20 millions d’euros de budget, des experts…

La force de l’organisation tient à son implantation. Avec 55,2 % des voix aux élections de 2019, elle préside 78 des 84 chambres d’agriculture, le mode de scrutin donnant une prime au syndicat majoritaire. Avec 20,7 % des voix, la Coordination rurale n’en détient qu’une poignée et la Confédération paysanne, aucune avec un score quasi-équivalent (20 %). Or, le financement public en dépend. La FNSEA dispose donc d’un budget de 20 millions par an (dont 14,5 millions de concours publics et subventions) quand les deux autres affichent entre 3 et 4 millions chacune. Et ce n’est pas tout, la FNSEA est le regroupement de syndicats spécialisés par produit qui ont des ressources propres et produisent eux aussi de l’expertise. Elle peut également s’appuyer sur une ribambelle d’institutions où elle siège au titre de syndicat majoritaire, comme les Safer, les Instituts techniques agricoles, les lycées, mutuelles… “C’est très poreux avec tout l’écosystème agricole, ils ont aussi des permanents et un service de presse qui alimente les journaux agricoles partout sur le terrain”, souligne Jean-Christophe Bureau, économiste, professeur à AgroParisTech.
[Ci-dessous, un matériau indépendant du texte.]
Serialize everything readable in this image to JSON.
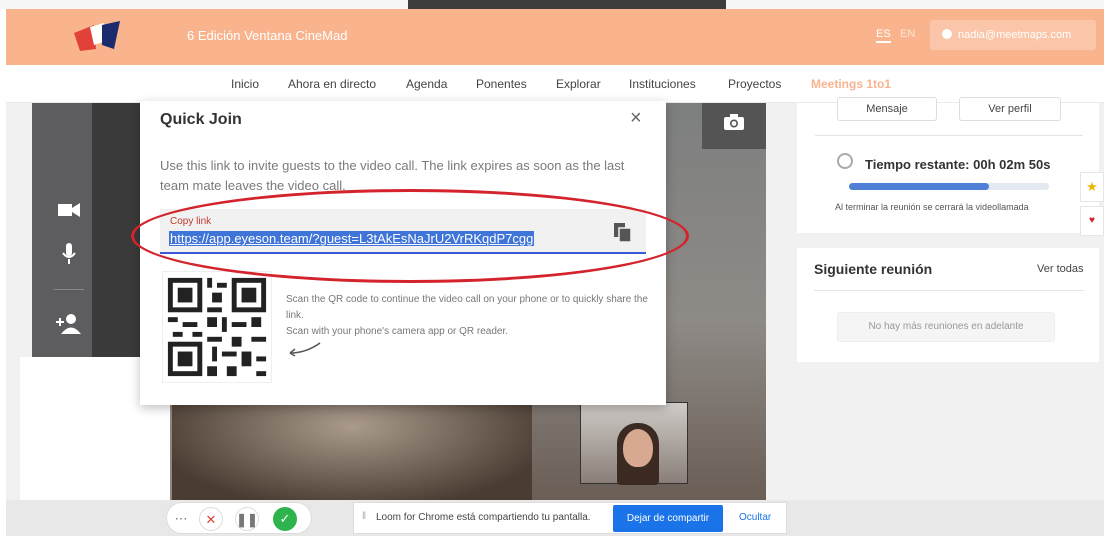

Omniprésente, la FNSEA sait brouiller les cartes face à un pouvoir moins armé qu’elle. A force d’exiger des exceptions et des dérogations, elle est en partie à l’origine de la complexification à outrance qu’elle ne cesse de dénoncer. Sur le plan Ecophyto de réduction des pesticides, elle a pratiqué le double jeu : en janvier, ses représentants l’approuvent lors d’une réunion au ministère, deux semaines plus tard, ils exigent une pause dans son application. Localement, il lui arrive de flirter avec les limites de la légalité. En janvier, la Cour des comptes a pointé les irrégularités commises par la fédération départementale de l’Oise : certains de ses membres siégeaient à la chambre d’agriculture sans y être élus et l’octroi de subventions reflétait un mélange des genres mal venu.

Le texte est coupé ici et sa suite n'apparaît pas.